Por: Gerardo Aldana García
Según expertos y la propia Comisión Económica para América Latina – CEPAL, el subdesarrollo en la región se presenta asociado con: pesadas deudas externas; desaparición del rol del Estado con altos niveles de corrupción; elevados índices de fragmentación social y descreimiento hacia las instituciones; profunda brecha tecnológica; asimetrías estructurales; bajo desempeño externo; pobreza y guerra entre otras sensibles variables. De acuerdo con Naciones Unidas, un individuo está sumido en esta situación cuando subsiste con menos de 1,90 dólares diarios, es decir aproximadamente 7.100 pesos colombianos. Colombia tiene 48’258.494 habitantes de los cuales poco más de 11 millones de personas viven en las zonas rurales en un escenario poblacional caracterizado fundamentalmente por campesinos pobres con predominancia de labriegos sin tierras, agricultores marginales en zonas críticas de escaza producción, indígenas, pastores y pescadores de ribera. Las mujeres son especialmente propensas a padecer privaciones y carecer de acceso a activos productivos. Resulta inadmisible que justamente las personas que generan la comida para la inmensa masa poblacional del país, los campesinos, sean precisamente las que vivan con mayor intensidad los altos índices de pobreza. Sobre esto existen sendos tratados de expertos que atribuyen las causas a mal manejo de la cosa pública en la aplicación de las múltiples políticas que establece profusamente el gobierno de turno cada cuatro años. Y esto es cierto. No podríamos apartarnos de tal connotación para seguir lamentando la injusticia que viven nuestros campesinos. El Huila es rico en tierras aptas para lograr productividad y mejoramiento del nivel de vida del agricultor; sin embargo, sigue siendo una quimera, un sueño que no se hace materia, como la pensión del coronel de García Márquez que no tiene quien le escriba.

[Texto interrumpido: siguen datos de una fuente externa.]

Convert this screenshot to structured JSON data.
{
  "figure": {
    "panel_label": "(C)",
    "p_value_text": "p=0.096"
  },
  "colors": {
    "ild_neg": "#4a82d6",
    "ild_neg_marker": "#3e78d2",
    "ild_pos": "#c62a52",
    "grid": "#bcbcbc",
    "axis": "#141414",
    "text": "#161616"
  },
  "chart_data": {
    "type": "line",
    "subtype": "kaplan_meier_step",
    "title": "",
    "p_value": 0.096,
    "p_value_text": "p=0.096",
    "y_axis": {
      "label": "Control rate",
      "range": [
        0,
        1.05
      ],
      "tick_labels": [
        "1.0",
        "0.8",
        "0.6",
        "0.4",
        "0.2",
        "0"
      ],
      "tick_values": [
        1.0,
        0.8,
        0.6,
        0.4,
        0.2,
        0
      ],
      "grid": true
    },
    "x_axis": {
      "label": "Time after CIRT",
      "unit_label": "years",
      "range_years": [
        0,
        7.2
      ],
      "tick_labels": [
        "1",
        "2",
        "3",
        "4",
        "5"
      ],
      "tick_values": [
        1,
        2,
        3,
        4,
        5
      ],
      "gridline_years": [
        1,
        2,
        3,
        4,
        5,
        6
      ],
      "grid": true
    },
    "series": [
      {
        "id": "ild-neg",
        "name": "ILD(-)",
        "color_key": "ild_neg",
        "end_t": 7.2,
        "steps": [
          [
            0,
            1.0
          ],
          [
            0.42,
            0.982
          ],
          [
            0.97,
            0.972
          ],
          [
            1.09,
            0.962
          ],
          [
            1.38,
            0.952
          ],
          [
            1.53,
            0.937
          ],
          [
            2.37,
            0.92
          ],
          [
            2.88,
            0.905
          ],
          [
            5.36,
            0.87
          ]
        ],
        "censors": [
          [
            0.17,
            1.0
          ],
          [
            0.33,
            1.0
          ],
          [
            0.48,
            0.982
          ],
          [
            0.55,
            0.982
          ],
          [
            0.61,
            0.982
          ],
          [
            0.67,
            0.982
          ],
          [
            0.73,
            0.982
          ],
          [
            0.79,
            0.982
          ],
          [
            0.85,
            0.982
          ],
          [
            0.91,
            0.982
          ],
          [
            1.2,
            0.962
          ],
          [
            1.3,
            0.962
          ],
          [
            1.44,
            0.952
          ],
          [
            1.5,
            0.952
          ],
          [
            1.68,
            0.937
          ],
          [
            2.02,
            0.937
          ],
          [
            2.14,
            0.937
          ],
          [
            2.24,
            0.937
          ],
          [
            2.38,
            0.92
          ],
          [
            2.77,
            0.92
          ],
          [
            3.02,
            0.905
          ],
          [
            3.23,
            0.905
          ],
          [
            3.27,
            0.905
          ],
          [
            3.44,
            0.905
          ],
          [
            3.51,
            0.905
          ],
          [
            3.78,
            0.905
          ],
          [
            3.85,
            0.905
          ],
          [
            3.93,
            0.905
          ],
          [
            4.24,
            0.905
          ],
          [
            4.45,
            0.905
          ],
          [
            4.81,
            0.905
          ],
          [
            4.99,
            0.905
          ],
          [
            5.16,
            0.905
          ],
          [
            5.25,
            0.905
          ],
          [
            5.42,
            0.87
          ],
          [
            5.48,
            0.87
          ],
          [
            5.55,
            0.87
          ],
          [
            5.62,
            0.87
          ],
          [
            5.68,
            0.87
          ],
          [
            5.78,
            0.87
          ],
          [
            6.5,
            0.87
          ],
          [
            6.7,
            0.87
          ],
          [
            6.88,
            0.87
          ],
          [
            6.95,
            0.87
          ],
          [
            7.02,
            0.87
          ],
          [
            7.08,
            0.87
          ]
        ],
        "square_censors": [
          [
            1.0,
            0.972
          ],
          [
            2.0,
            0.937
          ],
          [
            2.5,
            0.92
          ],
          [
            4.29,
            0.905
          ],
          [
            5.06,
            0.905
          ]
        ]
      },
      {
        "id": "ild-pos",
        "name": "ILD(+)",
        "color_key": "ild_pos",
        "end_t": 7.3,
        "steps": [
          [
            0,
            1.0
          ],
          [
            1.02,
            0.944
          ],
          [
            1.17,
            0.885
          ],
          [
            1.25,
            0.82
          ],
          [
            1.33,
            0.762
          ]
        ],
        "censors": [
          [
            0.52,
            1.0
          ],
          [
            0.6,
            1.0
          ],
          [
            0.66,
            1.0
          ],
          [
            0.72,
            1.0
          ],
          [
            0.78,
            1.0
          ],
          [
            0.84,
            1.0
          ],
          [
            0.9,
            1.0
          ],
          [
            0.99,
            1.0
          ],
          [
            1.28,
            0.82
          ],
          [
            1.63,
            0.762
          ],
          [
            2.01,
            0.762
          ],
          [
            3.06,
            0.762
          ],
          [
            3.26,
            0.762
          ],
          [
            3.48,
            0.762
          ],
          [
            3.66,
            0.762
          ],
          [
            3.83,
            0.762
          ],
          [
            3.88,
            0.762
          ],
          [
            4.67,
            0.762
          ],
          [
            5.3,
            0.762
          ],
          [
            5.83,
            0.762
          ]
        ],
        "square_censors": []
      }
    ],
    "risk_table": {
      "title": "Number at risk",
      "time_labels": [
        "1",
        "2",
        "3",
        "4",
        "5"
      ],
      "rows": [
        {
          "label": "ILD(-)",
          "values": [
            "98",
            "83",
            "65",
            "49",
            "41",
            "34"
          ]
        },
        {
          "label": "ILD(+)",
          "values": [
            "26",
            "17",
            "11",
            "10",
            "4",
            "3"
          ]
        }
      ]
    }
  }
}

Pero es justo reconocer también que la pobreza pasa por un indefectible rasgo de actitud pasiva frente a la superación de los problemas. Nuestros entrañables campesinos forman parte de ese inmenso colectivo nacional y departamental que aún no logra ingresar al universo de la actitud mental positiva. Existe una marcada proclividad a pensar que las cosas andan mal, lo cual va dando forma paulatinamente a una vida marcada por el estancamiento. El pensamiento es energía. Sin las ideas y la actitud no existen las cosas materiales, tampoco las intangibles. Mientras nuestros campesinos no cambien la forma de pensar frente al progreso, seguirán viviendo en el mundo del inconsciente colectivo rural en donde prevalecen los imaginarios del estancamiento, aquellos que desde su interior le decretan la imposibilidad de salir adelante. Esto viene asociado a hábitos de vida que se traducen en prácticas deficientes a la hora de producir sus cultivos, con una indiferencia en la aplicación de técnicas, tecnologías e incluso de prácticas culturales de cultivo, lo que inevitablemente lleva al menoscabo de los ingresos económicos de la familia campesina, con un marcado sacrificio de padres agricultores que reconocen que el campo no ha sido su mejor experiencia de vida y por lo que sueñan que sus hijos deben crecer y abandonar la finca, su terruño, migrando hacia ciudades en donde creen que pueden encontrar un futuro mejor, lo cual no ocurre para la gran mayoría de jóvenes campesinos que engrosan el desempleo urbano. El cambio hacia la productividad y la competitividad, antes de ser físico, debe ser ideológico. La mente del campesino ha de ser empoderada metodológicamente, mediante estrategias de actitud mental positiva, auto estima, liderazgo, trabajo en equipo, resiliencia, coaching, etc. De nada sirve estar en una tierra de riqueza si se vive mentalmente un mundo de pobreza.